Esse comitê deve ter caráter permanente, com reuniões periódicas e pautas definidas, tratando o tema de forma contínua e estratégica — e não apenas como reação a crises ou fiscalizações iminentes.
Diagnóstico: mapeie o que já existe e avalie o que funciona
Paralelamente, as empresas devem mapear todas as iniciativas já implementadas que impactam a saúde emocional dos colaboradores. Programas de ginástica laboral, atendimento psicológico, apoio à parentalidade, retorno assistido após afastamento e espaços de descompressão muitas vezes já existem, mas raramente são integrados a uma política estruturada.
É essencial identificar: o que está sendo feito? Está funcionando? Os gestores conhecem e promovem esses recursos? A resposta a essas perguntas orienta o fortalecimento do que já dá certo — e o ajuste do que não gera resultado.
Use dados para identificar áreas críticas
A análise de indicadores concretos é o caminho mais seguro para identificar áreas mais expostas a estresse, pressão e adoecimento. Equipes comerciais, setores de atendimento e turnos de operação contínua devem ser avaliados com base em dados como rotatividade, absenteísmo, afastamentos e reclamações internas.
A prevenção é eficaz quando aplicada onde o problema realmente está. Sem essa base, qualquer ação será superficial.
Reforce os canais de denúncia e amplie sua efetividade
A nova NR-1 exige que as empresas possuam um canal funcional para denúncias relacionadas a riscos psicossociais. Isso implica criar um espaço seguro para que os trabalhadores possam relatar casos de assédio, abuso ou ambientes tóxicos.
Mais do que um formulário, o canal deve ter fluxo bem definido, garantia de sigilo, proteção contra retaliações e respostas claras. Ignorar essa estrutura é abrir mão da principal ferramenta de alerta precoce.
Atualize políticas internas e códigos de conduta
Muitas empresas já possuem códigos de ética e políticas de conduta, mas estes raramente abordam de forma explícita a saúde mental.
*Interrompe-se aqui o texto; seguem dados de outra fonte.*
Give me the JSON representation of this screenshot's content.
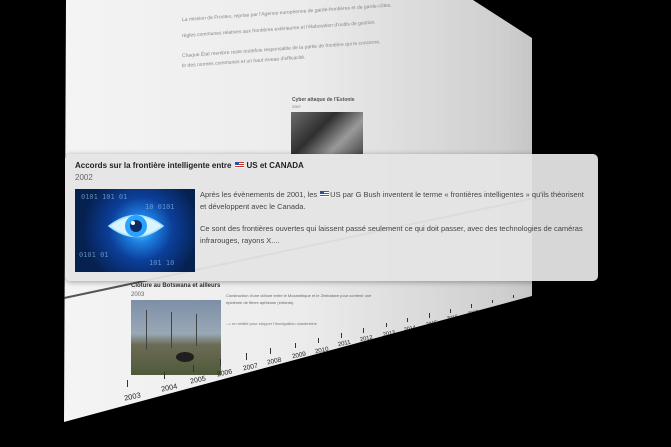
{
  "background_page": {
    "paragraphs": [
      "La mission de Frontex, reprise par l'Agence européenne de garde-frontières et de garde-côtes,",
      "règles communes relatives aux frontières extérieures et l'élaboration d'outils de gestion.",
      "Chaque État membre reste toutefois responsable de la partie de frontière qui le concerne,",
      "tir des normes communes et un haut niveau d'efficacité."
    ],
    "cyber_card": {
      "title": "Cyber attaque de l'Estonie",
      "year": "2007"
    },
    "botswana_card": {
      "title": "Cloture au Botswana et ailleurs",
      "year": "2003",
      "description": "Construction d'une clôture entre le Mozambique et le Zimbabwe pour contenir une épidémie de fièvre aphteuse (enfants).",
      "note": "--> en réalité pour stopper l'immigration clandestine"
    },
    "timeline_years": [
      "2003",
      "2004",
      "2005",
      "2006",
      "2007",
      "2008",
      "2009",
      "2010",
      "2011",
      "2012",
      "2013",
      "2014",
      "2015",
      "2016",
      "2017",
      "2018",
      "2019",
      "2020"
    ]
  },
  "popup": {
    "title_prefix": "Accords sur la frontière intelligente entre",
    "title_suffix": "US et CANADA",
    "year": "2002",
    "image_icon": "eye-icon",
    "body_p1_prefix": "Après les évènements de 2001, les",
    "body_p1_suffix": "US par G Bush inventent le terme « frontières intelligentes » qu'ils théorisent et développent avec le Canada.",
    "body_p2": "Ce sont des frontières ouvertes qui laissent passé seulement ce qui doit passer, avec des technologies de caméras infrarouges, rayons X...."
  },
  "colors": {
    "popup_bg": "#e4e4e4",
    "image_blue": "#1d7ee0",
    "background": "#000000"
  }
}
Atualizá-los — ou criar documentos específicos — é um passo relevante para demonstrar comprometimento institucional e orientar lideranças sobre como agir.
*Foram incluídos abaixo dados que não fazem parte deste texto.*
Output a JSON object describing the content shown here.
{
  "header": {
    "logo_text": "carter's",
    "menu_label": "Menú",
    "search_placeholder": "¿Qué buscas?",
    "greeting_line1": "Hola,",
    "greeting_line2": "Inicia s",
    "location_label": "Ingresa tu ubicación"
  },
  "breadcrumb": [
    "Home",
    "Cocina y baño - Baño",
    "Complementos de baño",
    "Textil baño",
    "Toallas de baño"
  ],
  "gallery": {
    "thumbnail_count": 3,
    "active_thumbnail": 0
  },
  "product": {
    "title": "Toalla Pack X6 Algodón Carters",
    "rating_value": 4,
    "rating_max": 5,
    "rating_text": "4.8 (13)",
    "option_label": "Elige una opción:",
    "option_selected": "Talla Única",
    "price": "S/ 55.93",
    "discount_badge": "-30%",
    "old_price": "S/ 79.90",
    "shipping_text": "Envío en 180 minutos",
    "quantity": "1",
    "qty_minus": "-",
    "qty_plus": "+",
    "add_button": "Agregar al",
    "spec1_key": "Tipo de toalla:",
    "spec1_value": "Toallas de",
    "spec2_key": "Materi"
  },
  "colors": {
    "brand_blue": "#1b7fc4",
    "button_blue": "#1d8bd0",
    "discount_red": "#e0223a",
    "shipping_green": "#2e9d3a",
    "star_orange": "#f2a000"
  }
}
Capacite lideranças para prevenir riscos
Um líder despreparado pode comprometer todo o esforço da empresa. Investir em treinamentos sobre assédio moral e sexual, gestão de conflitos, comunicação não violenta e respeito à diversidade é parte da construção de uma cultura organizacional saudável.
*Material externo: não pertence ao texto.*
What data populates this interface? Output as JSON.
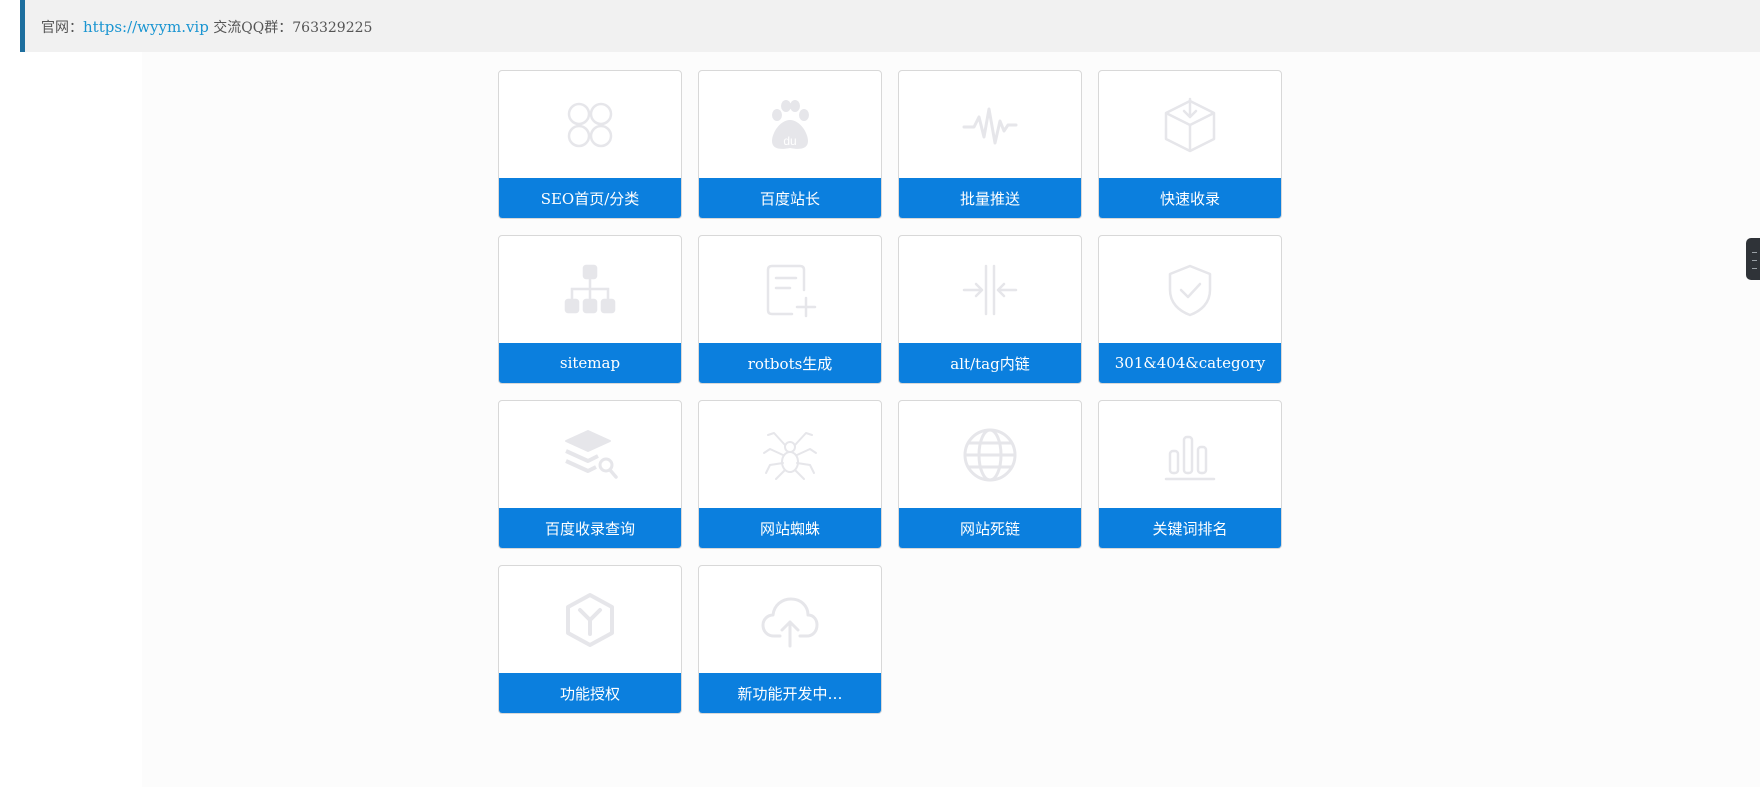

Esses treinamentos devem ser periódicos e integrar a jornada de desenvolvimento das lideranças.
Avalie o histórico de afastamentos por transtornos mentais
Analisar os dados dos últimos cinco anos pode revelar padrões, sazonalidades ou problemas crônicos negligenciados. Essas informações ajudam não apenas na formulação de ações corretivas, mas também são essenciais em casos de fiscalização, demonstrando que a empresa age com base em evidências.
Planeje ações coerentes com a realidade do seu negócio
Com um diagnóstico em mãos, é possível desenvolver programas de qualidade de vida com coerência. Incentivo à prática de atividade física, flexibilização de horários, apoio psicológico e ações de bem-estar são algumas possibilidades — desde que estejam alinhadas à cultura da empresa. Benefícios superficiais, desconectados da realidade, podem ter efeito contrário e gerar frustração.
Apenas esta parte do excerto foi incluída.